«Когда человек стареет, на что похож становится, – размышлял Николаич, наблюдая, как дрожит в руке треснувшая чашка. – Природе надо было так создать человека, чтобы, пока жил, всегда молодой был». Он вздохнул и продолжил уже вслух: «А если бы я еще и пил!» Усмехнувшись в усы, Николаич задержал дыхание: «Дрожит, мать ее етить». Чайные капли расползались по газете, оставляя мокрые вмятины на чужих мыслях.
– Дед! Опять ты! – Андрей ворвался на кухню. – Просил же: не трогай ни-че-го у меня в комнате!
– Тебя нет. Свет горит. Радио орет. Для кого?
– Тебе то что?
«Суд в Северной Осетии рассмотрит возмещение морального ущерба пострадавшим при теракте в Беслане», – вклинилась в разговор диктор с экрана.
– Экономить хочешь? – Андрей схватил пульт и выключил телевизор. – Газету тогда читай. И чай холодный пей! Экономь!
– Холодный мы пили… Дома воды не было – из Днепра набирали и пили, – обиженно забормотал дед. – Из Днепра…
И вдруг застыл: «Какое сегодня число? Шестое?»
– С утра было.
– А год какой?
– Ты чего, дед?
Николаич уже подсчитывал что-то в уме.
– Как же так. Забыл. Совсем память не та стала.
– Так ты записывай! – сострил Андрей.
Дед прошаркал в спальню. Андрей слышал, как он боролся с ящиком, открыв его только с третьего раза, потом долго шуршал чем-то и затих.
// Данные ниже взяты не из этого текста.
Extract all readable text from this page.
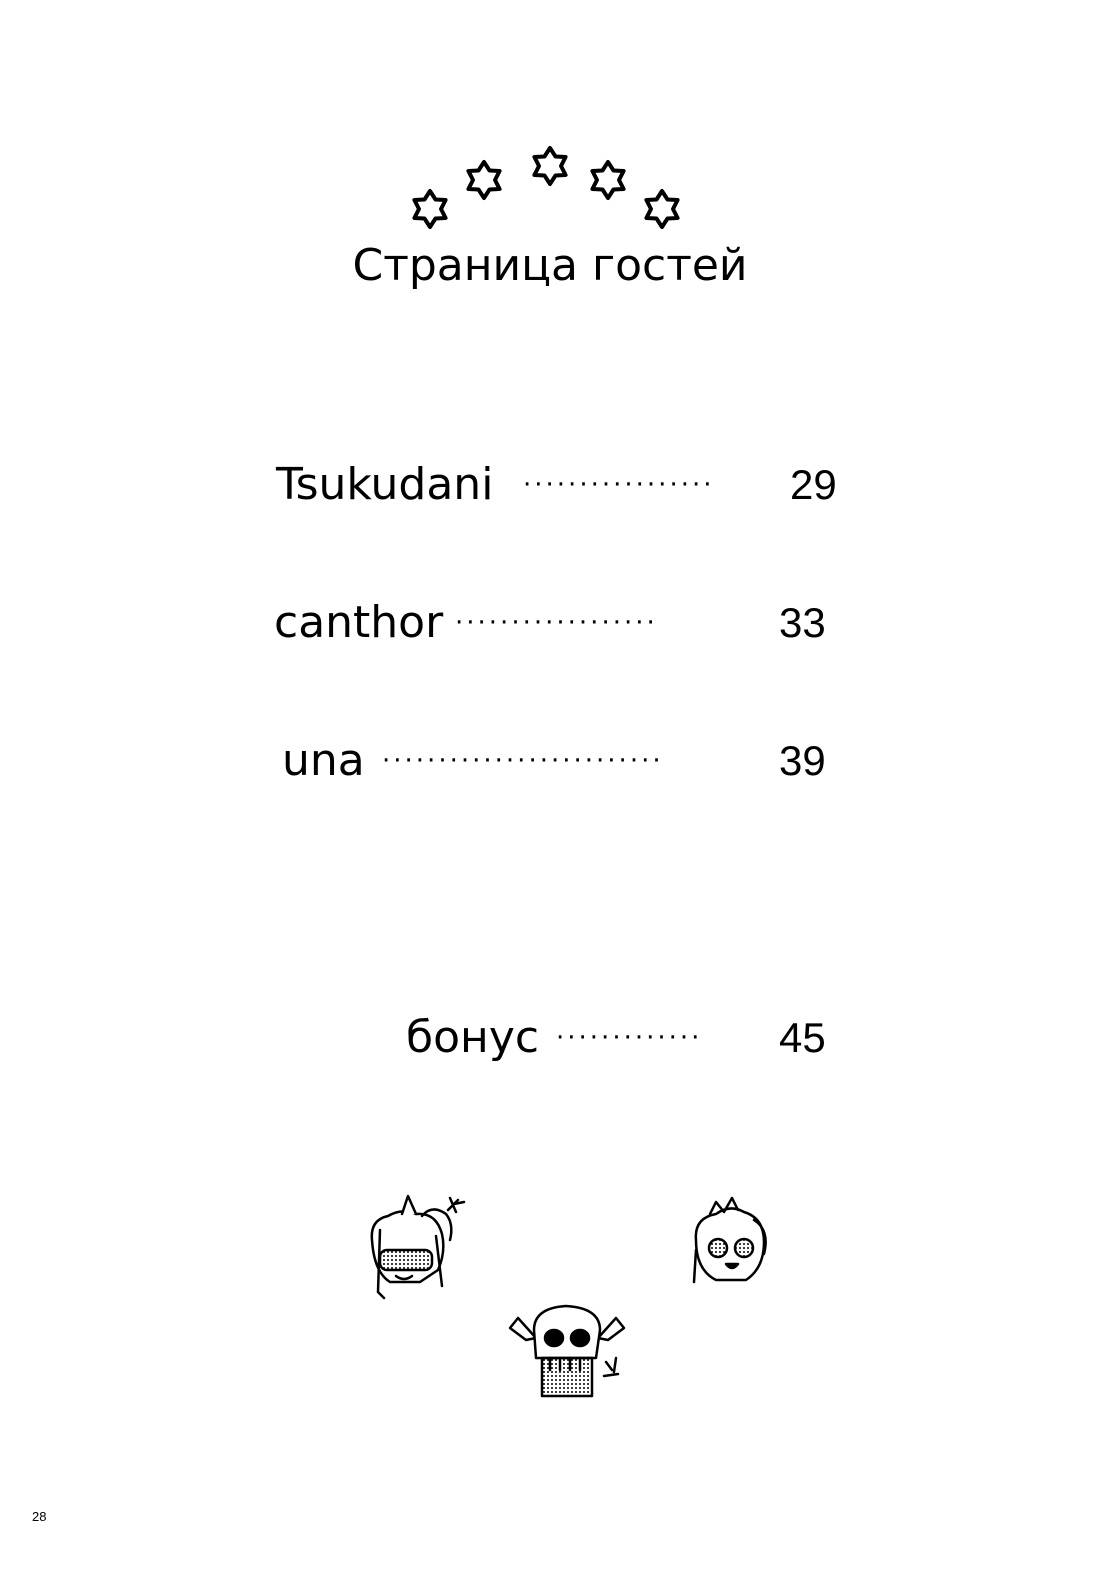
Страница гостей
Tsukudani ················· 29
canthor ··················	33
una ·························	39
бонус ············· 45
28
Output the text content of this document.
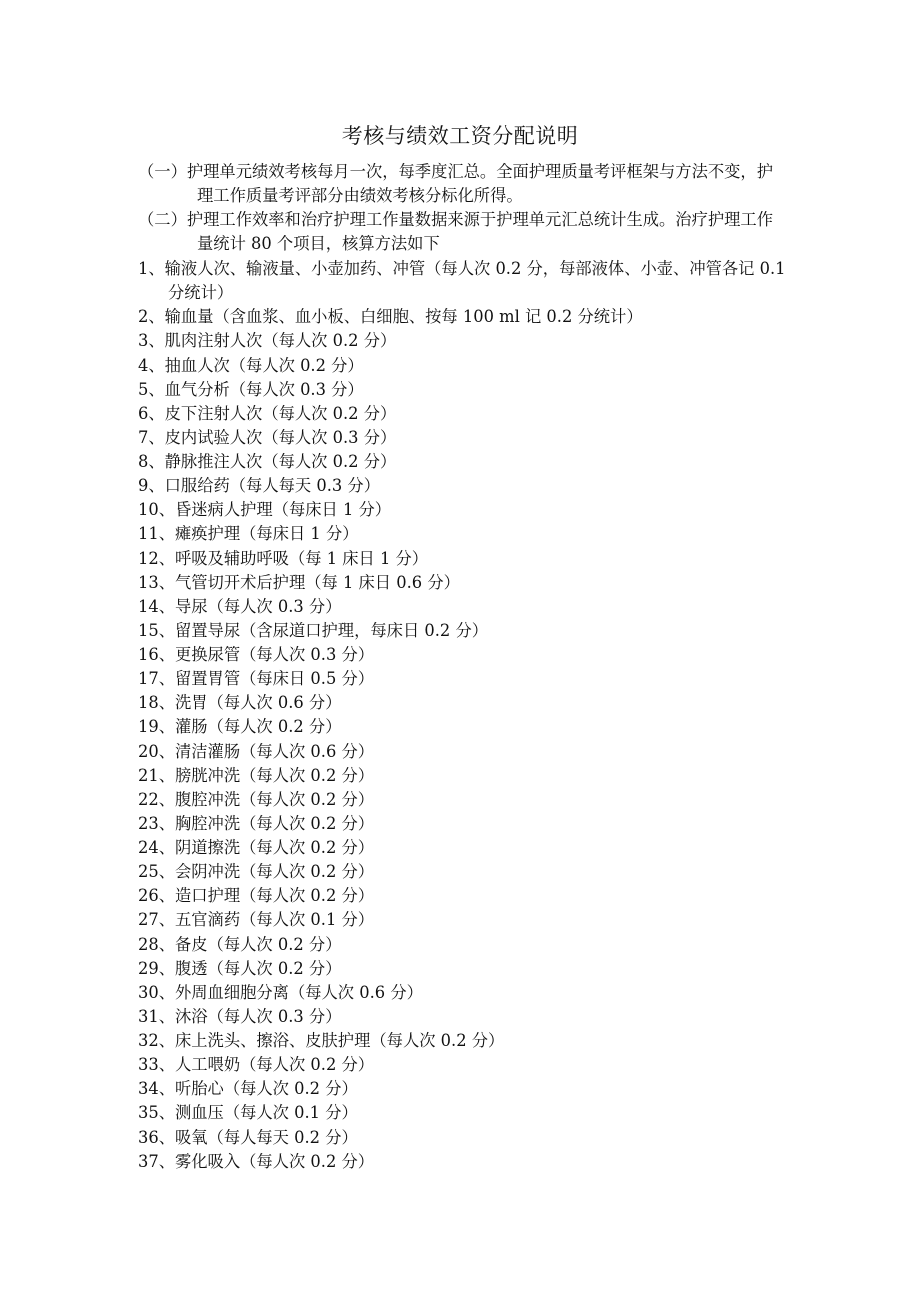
考核与绩效工资分配说明
（一）护理单元绩效考核每月一次，每季度汇总。全面护理质量考评框架与方法不变，护理工作质量考评部分由绩效考核分标化所得。
（二）护理工作效率和治疗护理工作量数据来源于护理单元汇总统计生成。治疗护理工作量统计 80 个项目，核算方法如下
1、输液人次、输液量、小壶加药、冲管（每人次 0.2 分，每部液体、小壶、冲管各记 0.1 分统计）
2、输血量（含血浆、血小板、白细胞、按每 100 ml 记 0.2 分统计）
3、肌肉注射人次（每人次 0.2 分）
4、抽血人次（每人次 0.2 分）
5、血气分析（每人次 0.3 分）
6、皮下注射人次（每人次 0.2 分）
7、皮内试验人次（每人次 0.3 分）
8、静脉推注人次（每人次 0.2 分）
9、口服给药（每人每天 0.3 分）
10、昏迷病人护理（每床日 1 分）
11、瘫痪护理（每床日 1 分）
12、呼吸及辅助呼吸（每 1 床日 1 分）
13、气管切开术后护理（每 1 床日 0.6 分）
14、导尿（每人次 0.3 分）
15、留置导尿（含尿道口护理，每床日 0.2 分）
16、更换尿管（每人次 0.3 分）
17、留置胃管（每床日 0.5 分）
18、洗胃（每人次 0.6 分）
19、灌肠（每人次 0.2 分）
20、清洁灌肠（每人次 0.6 分）
21、膀胱冲洗（每人次 0.2 分）
22、腹腔冲洗（每人次 0.2 分）
23、胸腔冲洗（每人次 0.2 分）
24、阴道擦洗（每人次 0.2 分）
25、会阴冲洗（每人次 0.2 分）
26、造口护理（每人次 0.2 分）
27、五官滴药（每人次 0.1 分）
28、备皮（每人次 0.2 分）
29、腹透（每人次 0.2 分）
30、外周血细胞分离（每人次 0.6 分）
31、沐浴（每人次 0.3 分）
32、床上洗头、擦浴、皮肤护理（每人次 0.2 分）
33、人工喂奶（每人次 0.2 分）
34、听胎心（每人次 0.2 分）
35、测血压（每人次 0.1 分）
36、吸氧（每人每天 0.2 分）
37、雾化吸入（每人次 0.2 分）
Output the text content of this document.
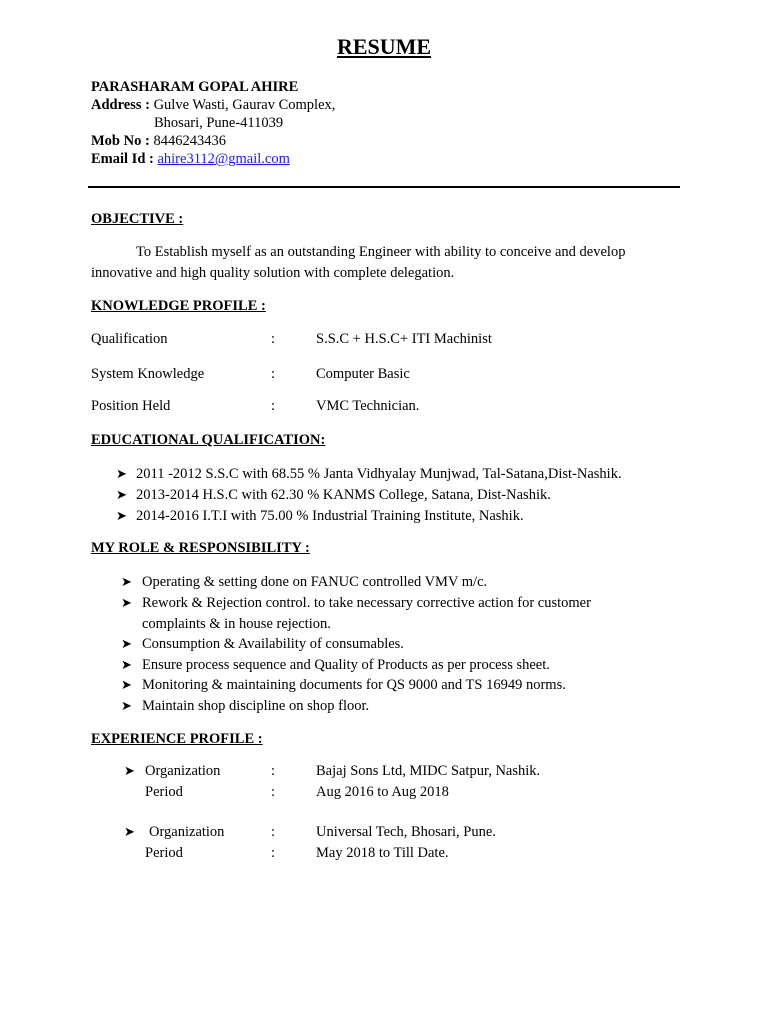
RESUME
PARASHARAM GOPAL AHIRE
Address : Gulve Wasti, Gaurav Complex,
Bhosari, Pune-411039
Mob No : 8446243436
Email Id : ahire3112@gmail.com
OBJECTIVE :
To Establish myself as an outstanding Engineer with ability to conceive and develop innovative and high quality solution with complete delegation.
KNOWLEDGE PROFILE :
Qualification	:	S.S.C + H.S.C+ ITI Machinist
System Knowledge	:	Computer Basic
Position Held	:	VMC Technician.
EDUCATIONAL QUALIFICATION:
➤ 2011 -2012 S.S.C with 68.55 % Janta Vidhyalay Munjwad, Tal-Satana,Dist-Nashik.
➤ 2013-2014 H.S.C with 62.30 % KANMS College, Satana, Dist-Nashik.
➤ 2014-2016 I.T.I with 75.00 % Industrial Training Institute, Nashik.
MY ROLE & RESPONSIBILITY :
➤ Operating & setting done on FANUC controlled VMV m/c.
➤ Rework & Rejection control. to take necessary corrective action for customer complaints & in house rejection.
➤ Consumption & Availability of consumables.
➤ Ensure process sequence and Quality of Products as per process sheet.
➤ Monitoring & maintaining documents for QS 9000 and TS 16949 norms.
➤ Maintain shop discipline on shop floor.
EXPERIENCE PROFILE :
➤ Organization	:	Bajaj Sons Ltd, MIDC Satpur, Nashik.
Period	:	Aug 2016 to Aug 2018
➤ Organization	:	Universal Tech, Bhosari, Pune.
Period	:	May 2018 to Till Date.
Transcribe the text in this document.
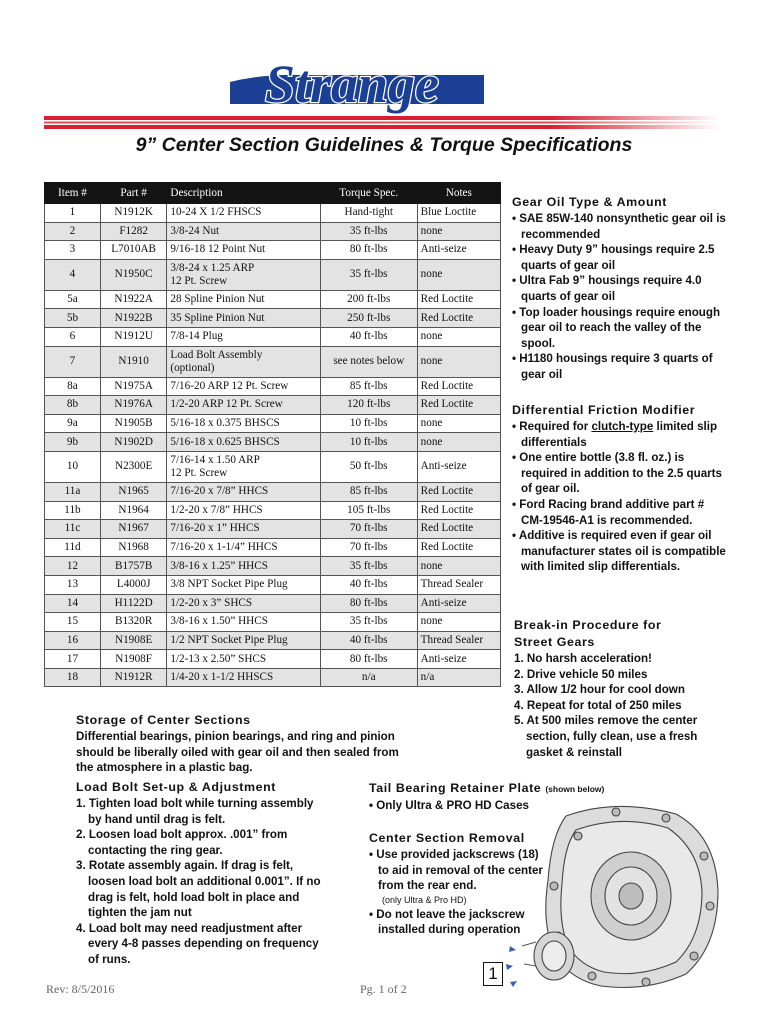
Strange
9” Center Section Guidelines & Torque Specifications
Item #	Part #	Description	Torque Spec.	Notes
1	N1912K	10-24 X 1/2 FHSCS	Hand-tight	Blue Loctite
2	F1282	3/8-24 Nut	35 ft-lbs	none
3	L7010AB	9/16-18 12 Point Nut	80 ft-lbs	Anti-seize
4	N1950C	3/8-24 x 1.25 ARP
12 Pt. Screw	35 ft-lbs	none
5a	N1922A	28 Spline Pinion Nut	200 ft-lbs	Red Loctite
5b	N1922B	35 Spline Pinion Nut	250 ft-lbs	Red Loctite
6	N1912U	7/8-14 Plug	40 ft-lbs	none
7	N1910	Load Bolt Assembly
(optional)	see notes below	none
8a	N1975A	7/16-20 ARP 12 Pt. Screw	85 ft-lbs	Red Loctite
8b	N1976A	1/2-20 ARP 12 Pt. Screw	120 ft-lbs	Red Loctite
9a	N1905B	5/16-18 x 0.375 BHSCS	10 ft-lbs	none
9b	N1902D	5/16-18 x 0.625 BHSCS	10 ft-lbs	none
10	N2300E	7/16-14 x 1.50 ARP
12 Pt. Screw	50 ft-lbs	Anti-seize
11a	N1965	7/16-20 x 7/8” HHCS	85 ft-lbs	Red Loctite
11b	N1964	1/2-20 x 7/8” HHCS	105 ft-lbs	Red Loctite
11c	N1967	7/16-20 x 1” HHCS	70 ft-lbs	Red Loctite
11d	N1968	7/16-20 x 1-1/4” HHCS	70 ft-lbs	Red Loctite
12	B1757B	3/8-16 x 1.25” HHCS	35 ft-lbs	none
13	L4000J	3/8 NPT Socket Pipe Plug	40 ft-lbs	Thread Sealer
14	H1122D	1/2-20 x 3” SHCS	80 ft-lbs	Anti-seize
15	B1320R	3/8-16 x 1.50” HHCS	35 ft-lbs	none
16	N1908E	1/2 NPT Socket Pipe Plug	40 ft-lbs	Thread Sealer
17	N1908F	1/2-13 x 2.50” SHCS	80 ft-lbs	Anti-seize
18	N1912R	1/4-20 x 1-1/2 HHSCS	n/a	n/a
Gear Oil Type & Amount
• SAE 85W-140 nonsynthetic gear oil is recommended
• Heavy Duty 9” housings require 2.5 quarts of gear oil
• Ultra Fab 9” housings require 4.0 quarts of gear oil
• Top loader housings require enough gear oil to reach the valley of the spool.
• H1180 housings require 3 quarts of gear oil
Differential Friction Modifier
• Required for clutch-type limited slip differentials
• One entire bottle (3.8 fl. oz.) is required in addition to the 2.5 quarts of gear oil.
• Ford Racing brand additive part # CM-19546-A1 is recommended.
• Additive is required even if gear oil manufacturer states oil is compatible with limited slip differentials.
Break-in Procedure for
Street Gears
1. No harsh acceleration!
2. Drive vehicle 50 miles
3. Allow 1/2 hour for cool down
4. Repeat for total of 250 miles
5. At 500 miles remove the center section, fully clean, use a fresh gasket & reinstall
Storage of Center Sections
Differential bearings, pinion bearings, and ring and pinion should be liberally oiled with gear oil and then sealed from the atmosphere in a plastic bag.
Load Bolt Set-up & Adjustment
1. Tighten load bolt while turning assembly by hand until drag is felt.
2. Loosen load bolt approx. .001” from contacting the ring gear.
3. Rotate assembly again. If drag is felt, loosen load bolt an additional 0.001”. If no drag is felt, hold load bolt in place and tighten the jam nut
4. Load bolt may need readjustment after every 4-8 passes depending on frequency of runs.
Tail Bearing Retainer Plate (shown below)
• Only Ultra & PRO HD Cases
Center Section Removal
• Use provided jackscrews (18) to aid in removal of the center from the rear end.
(only Ultra & Pro HD)
• Do not leave the jackscrew installed during operation
1
Rev: 8/5/2016	Pg. 1 of 2
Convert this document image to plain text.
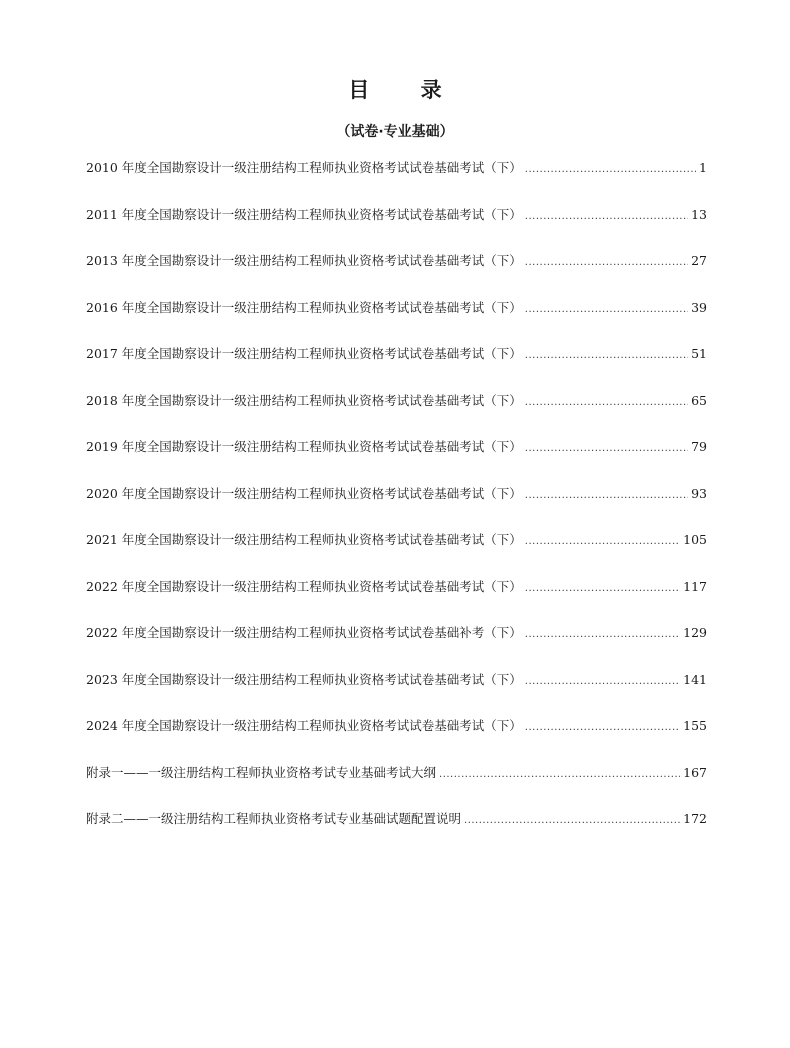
目 录
（试卷·专业基础）
2010 年度全国勘察设计一级注册结构工程师执业资格考试试卷基础考试（下） .....	1
2011 年度全国勘察设计一级注册结构工程师执业资格考试试卷基础考试（下） .....	13
2013 年度全国勘察设计一级注册结构工程师执业资格考试试卷基础考试（下） .....	27
2016 年度全国勘察设计一级注册结构工程师执业资格考试试卷基础考试（下） .....	39
2017 年度全国勘察设计一级注册结构工程师执业资格考试试卷基础考试（下） .....	51
2018 年度全国勘察设计一级注册结构工程师执业资格考试试卷基础考试（下） .....	65
2019 年度全国勘察设计一级注册结构工程师执业资格考试试卷基础考试（下） .....	79
2020 年度全国勘察设计一级注册结构工程师执业资格考试试卷基础考试（下） .....	93
2021 年度全国勘察设计一级注册结构工程师执业资格考试试卷基础考试（下） .....	105
2022 年度全国勘察设计一级注册结构工程师执业资格考试试卷基础考试（下） .....	117
2022 年度全国勘察设计一级注册结构工程师执业资格考试试卷基础补考（下） .....	129
2023 年度全国勘察设计一级注册结构工程师执业资格考试试卷基础考试（下） .....	141
2024 年度全国勘察设计一级注册结构工程师执业资格考试试卷基础考试（下） .....	155
附录一——一级注册结构工程师执业资格考试专业基础考试大纲 .....	167
附录二——一级注册结构工程师执业资格考试专业基础试题配置说明 .....	172
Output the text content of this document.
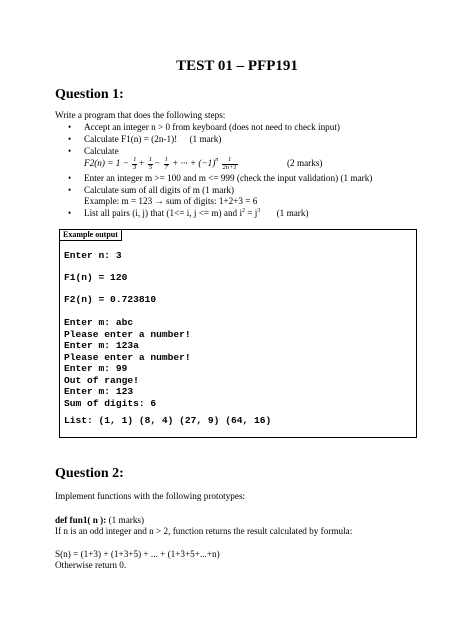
TEST 01 – PFP191
Question 1:
Write a program that does the following steps:
• Accept an integer n > 0 from keyboard (does not need to check input)
• Calculate F1(n) = (2n-1)! (1 mark)
• Calculate
$F2(n) = 1 - \frac{1}{3} + \frac{1}{5} - \frac{1}{7}$ + ··· + $(-1)^n \frac{1}{2n+1}$	(2 marks)
• Enter an integer m >= 100 and m <= 999 (check the input validation) (1 mark)
• Calculate sum of all digits of m (1 mark)
Example: m = 123 → sum of digits: 1+2+3 = 6
• List all pairs (i, j) that (1<= i, j <= m) and $i^2 = j^3$ (1 mark)
Example output
Enter n: 3
F1(n) = 120
F2(n) = 0.723810
Enter m: abc
Please enter a number!
Enter m: 123a
Please enter a number!
Enter m: 99
Out of range!
Enter m: 123
Sum of digits: 6
List: (1, 1) (8, 4) (27, 9) (64, 16)
Question 2:
Implement functions with the following prototypes:
def fun1( n ): (1 marks)
If n is an odd integer and n > 2, function returns the result calculated by formula:
S(n) = (1+3) + (1+3+5) + ... + (1+3+5+...+n)
Otherwise return 0.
Запах старости и нафталина. Сколько ни проветривай, комната так и пахладедом или это дед уже сросся со своим советским гарнитуром, собранием сочинений Лескова, поношенными серыми костюмами, широкими галстуками и остановившимися часами.
Вот и сейчас он сидел на кровати, перебирая трясущимися руками пожелтевшие вырезки из газет, и плакал.
– Чего ты, дед? – перепугался Андрей.
– Как я мог забыть? Это же сегодня. Сегодня!
– Что сегодня? Помер кто?
– Приедут сегодня.
– В смысле?
– Друзья мои, – Николаич протянул Андрею потрескавшееся фото, где четверо пацанов стояли обнявшись у большого дерева.
– Вовка, Алик, а этот поменьше – Димка, видишь?
Андрей присел на краешек кровати. С фотографии ему подмигивали хохочущие мальчишки с битыми коленками, но пока еще в белых майках. Очевидно, фотограф поймал их в разгар веселья или, может, сморозил что-то смешное. Деда было видно плохо, потому как он от смеха сложился вдвое.